For the spiced milk soak

  • 2 cups (480 ml) whole milk
  • 1 cinnamon stick
  • 1 wide strip lemon peel (yellow part only)
  • 2 tablespoons granulated sugar
  • 1 teaspoon vanilla extract
  • Pinch of salt

For the toast

  • 8 thick slices (about 1 inch) day-old rustic bread or baguette
  • 2 large eggs
  • 2 tablespoons whole milk
  • 2 tablespoons olive oil
  • 1 tablespoon unsalted butter

For finishing

  • 3 tablespoons honey, warmed
  • 1 teaspoon ground cinnamon
  • 1 tablespoon granulated sugar

Directions

  1. Combine the 2 cups milk, cinnamon stick, lemon peel, 2 tablespoons sugar, vanilla, and salt in a small saucepan. Bring just to a gentle simmer over medium heat, stirring until the sugar dissolves. Remove from heat, cover, and let steep 10 minutes; discard the cinnamon stick and lemon peel.
  2. Place the bread slices in a single layer in a shallow dish.
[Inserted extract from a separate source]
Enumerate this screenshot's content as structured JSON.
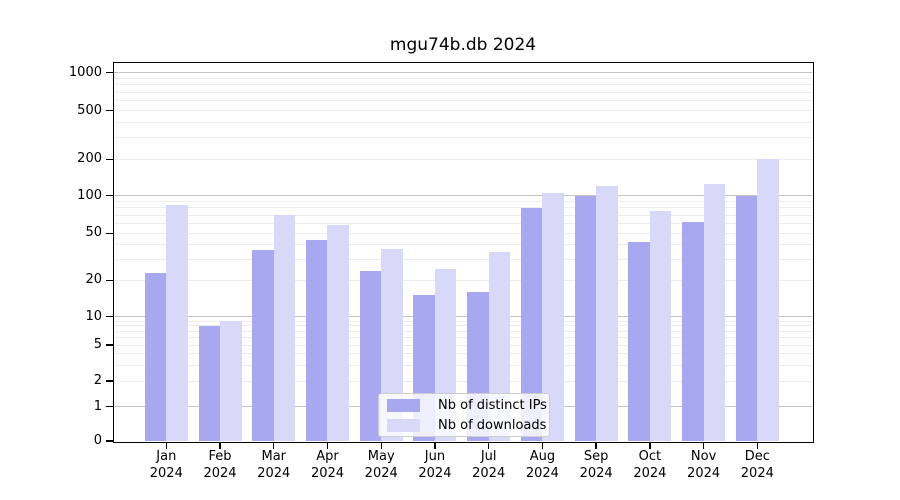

Pour the warm spiced milk evenly over the bread and let soak 2-3 minutes per side, until saturated but not falling apart. Press gently so the tops absorb the milk.
  3. Beat the eggs with the 2 tablespoons milk in a wide bowl until smooth. Lift each soaked bread slice, let excess milk drip off, then dip both sides in the egg mixture to coat lightly.
  4. Heat the olive oil and butter in a large nonstick skillet over medium heat until the butter foams. Fry the bread in batches, 2-3 minutes per side, until deep golden brown and crisp. Add more oil if needed between batches.
  5. Transfer the fried torrijas to a paper towel-lined plate to drain briefly, then arrange on a serving platter.
  6. In a small bowl, stir together the 1 teaspoon ground cinnamon and 1 tablespoon sugar. Drizzle the warm honey over the torrijas and dust generously with the cinnamon-sugar mixture. Serve immediately while warm.

Cook’s Notes

  • Use bread that is at least one day old; fresh bread will turn to mush. A dense country loaf, brioche, or a wide baguette cut into thick rounds works best.
  • For an extra-flavorful version, swap 1/4 cup of the milk for sweet sherry or Pedro Ximénez wine and add it to the soaking milk after steeping.
  • Keep finished torrijas warm in a 200°F (95°C) oven on a wire rack while you fry the rest; this keeps the crust crisp instead of soggy.
  • If honey is too thick to drizzle, warm it with 1 teaspoon of water for 10 seconds in the microwave until it flows easily.
  • Traditionally torrijas are also excellent finished with a light syrup made by simmering 1/4 cup honey with 2 tablespoons water and a cinnamon stick for 3 minutes.